As well as stimulating growth, Hammond will need to reflect May's commitment to those "just managing" rather than the "privileged few". In her speech upon becoming prime minister, she vowed that "when it comes to taxes, we’ll prioritise not the wealthy, but you". A natural means of doing so would be to reduce VAT, which was increased to a record high of 20 per cent in 2010 and hits low-earners hardest. Others will look for the freeze on benefit increases to be lifted (with inflation forecast to rise to 3 per cent next year). May's team are keenly aware of the regressive effect of loose monetary policy (low interest rates and quantitative easing), which benefits wealthy asset-owners, and vow that those who lose out will be "compensated" elsewhere. 

A notable intervention has come from Andrew Tyrie, the Conservative chair of the Treasury select committee.
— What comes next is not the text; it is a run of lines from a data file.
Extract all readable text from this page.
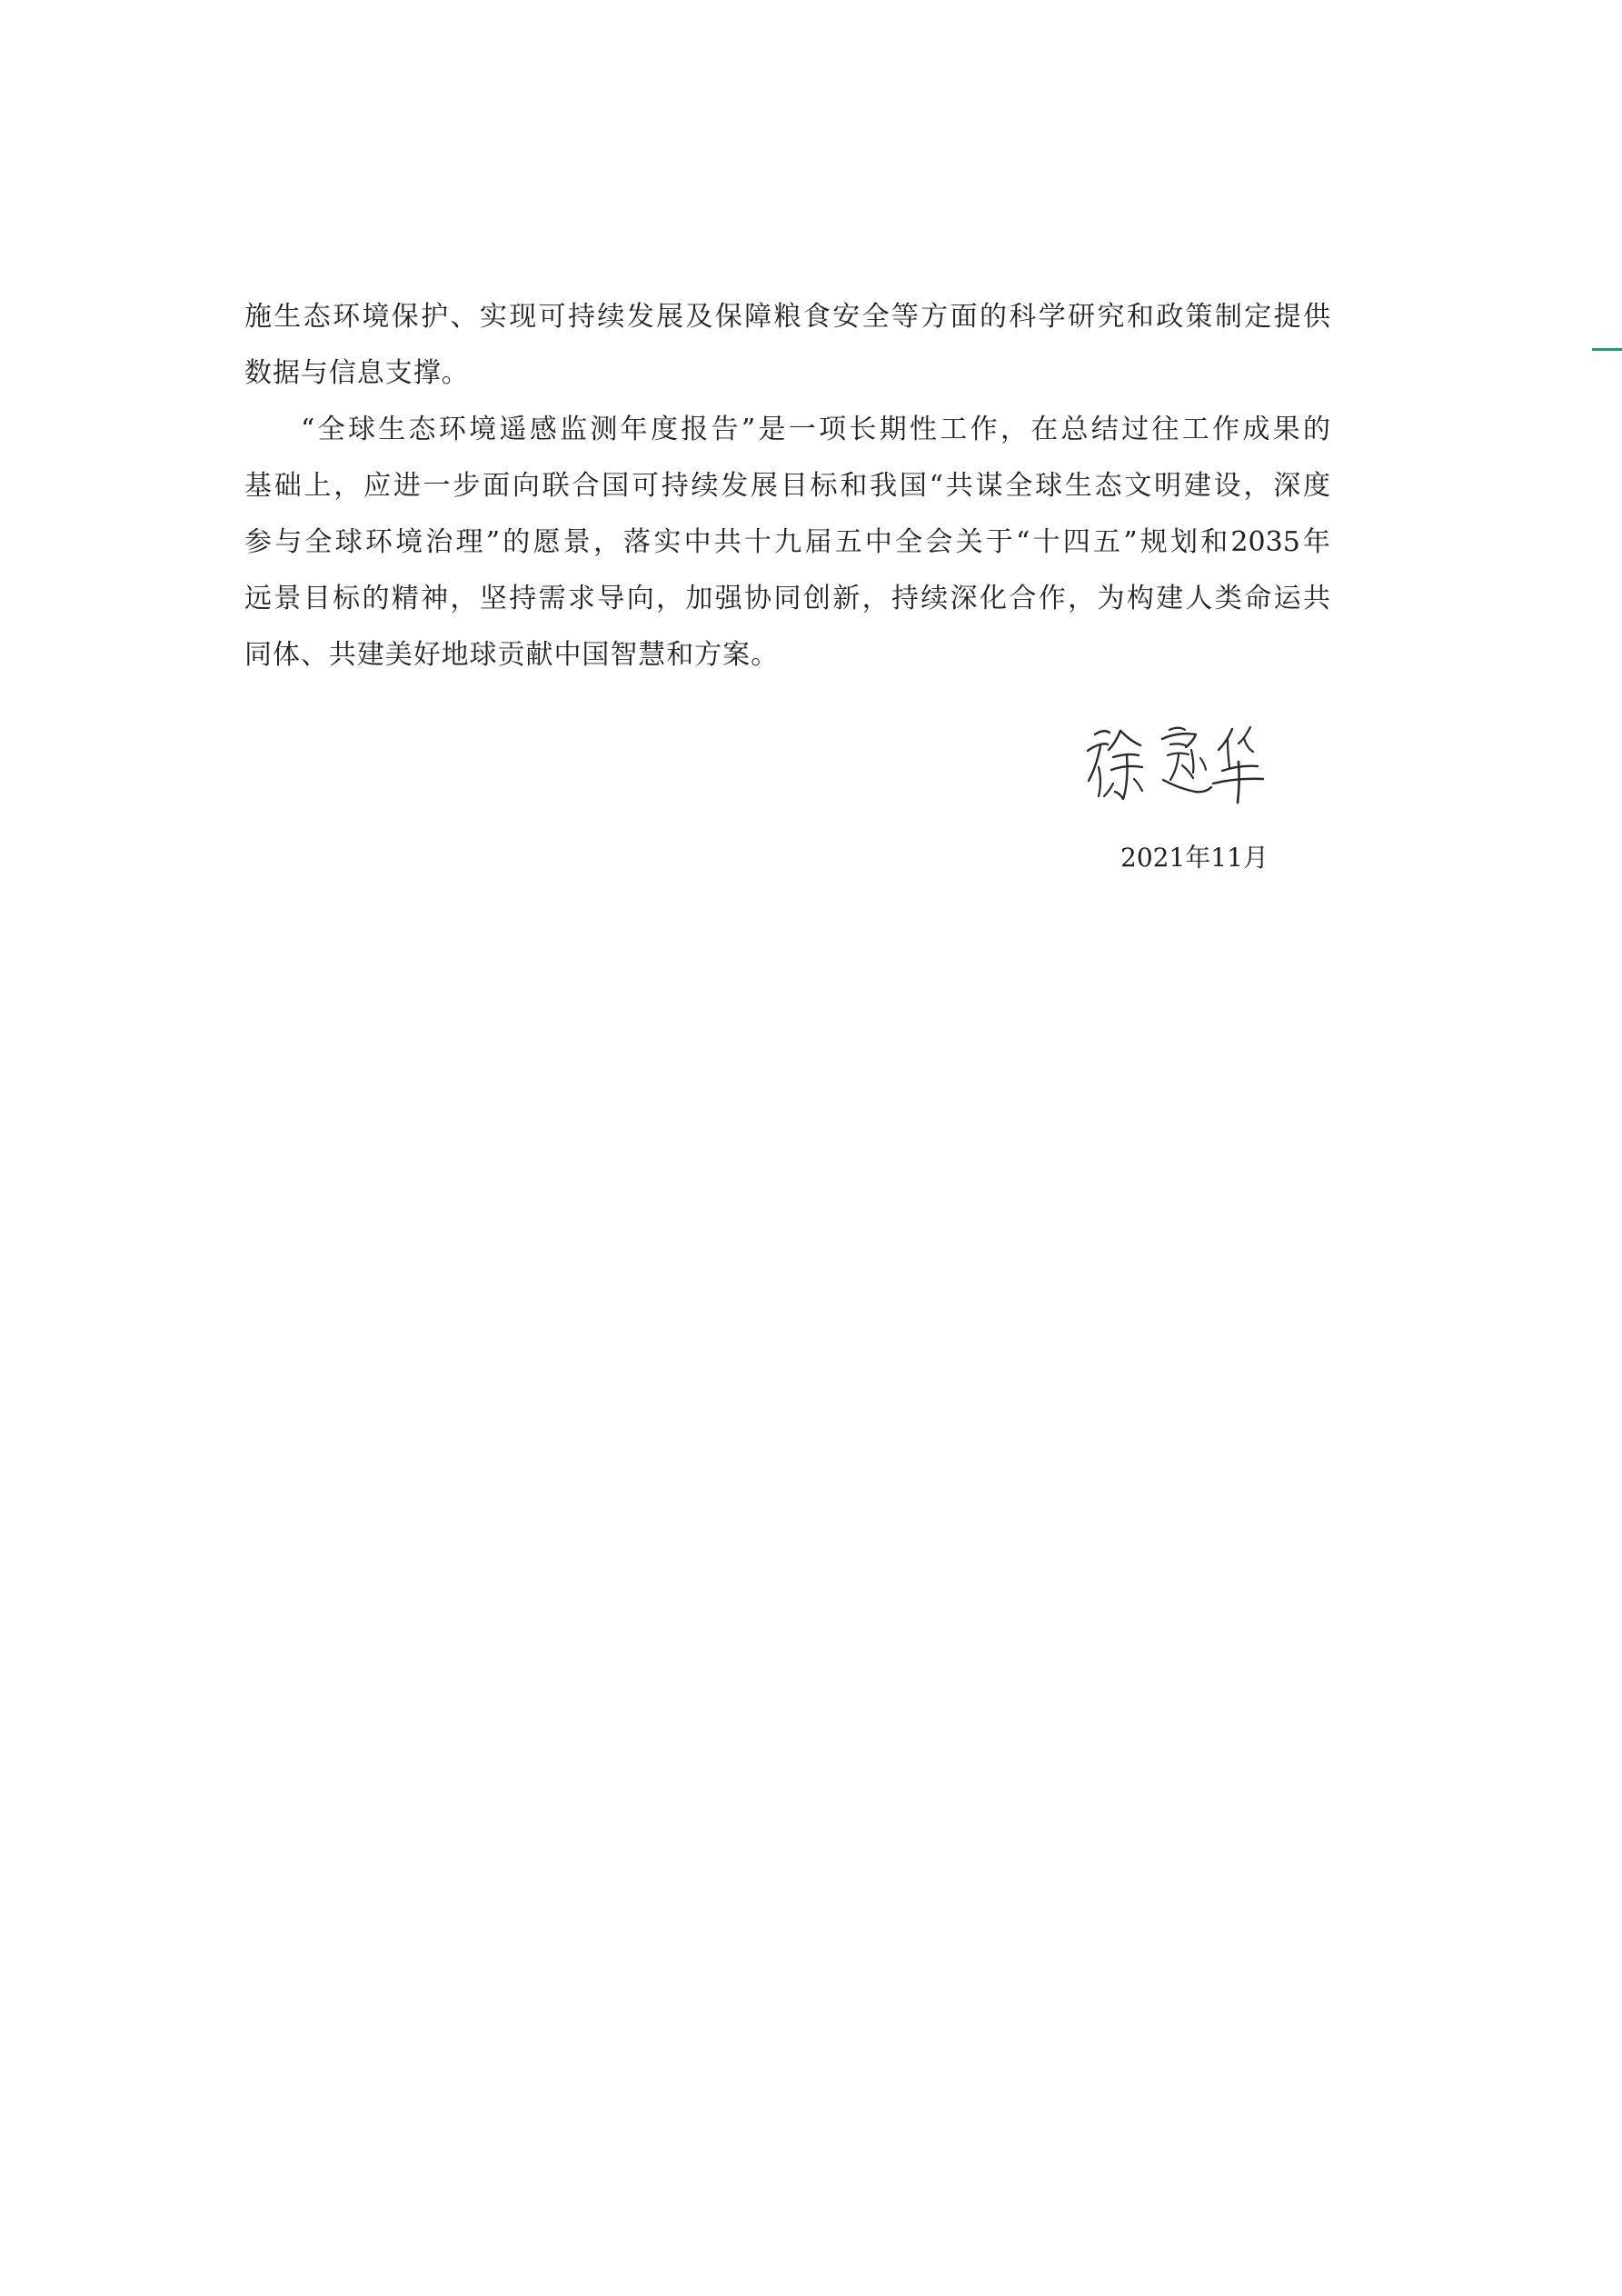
施生态环境保护、实现可持续发展及保障粮食安全等方面的科学研究和政策制定提供
数据与信息支撑。
“全球生态环境遥感监测年度报告”是一项长期性工作，在总结过往工作成果的
基础上，应进一步面向联合国可持续发展目标和我国“共谋全球生态文明建设，深度
参与全球环境治理”的愿景，落实中共十九届五中全会关于“十四五”规划和2035年
远景目标的精神，坚持需求导向，加强协同创新，持续深化合作，为构建人类命运共
同体、共建美好地球贡献中国智慧和方案。
2021年11月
He has called for the government to revive the publication of distributional analyses following Budgets and Autumn Statements, which was ended by George Osborne last year (having been introduced by the coalition in 2010). 

In a letter to Hammond, Tyrie wrote: "I would be grateful for an assurance that you will reinstate the distributional analysis of the effects of the budget and autumn statement measures on household incomes, recently and mistakenly discontinued by your predecessor." He added: "The new prime minister is committing her government to making Britain a country that works 'not for a privileged few, but for every one of us'. A high level of transparency about the effects of tax and welfare policy on households across the income distribution would seem to be a logical, perhaps essential starting point." 

Whether the government meets this demand will be an early test of how explicit it intends to be in reducing disparities. 

George Eaton is political editor of the New Statesman.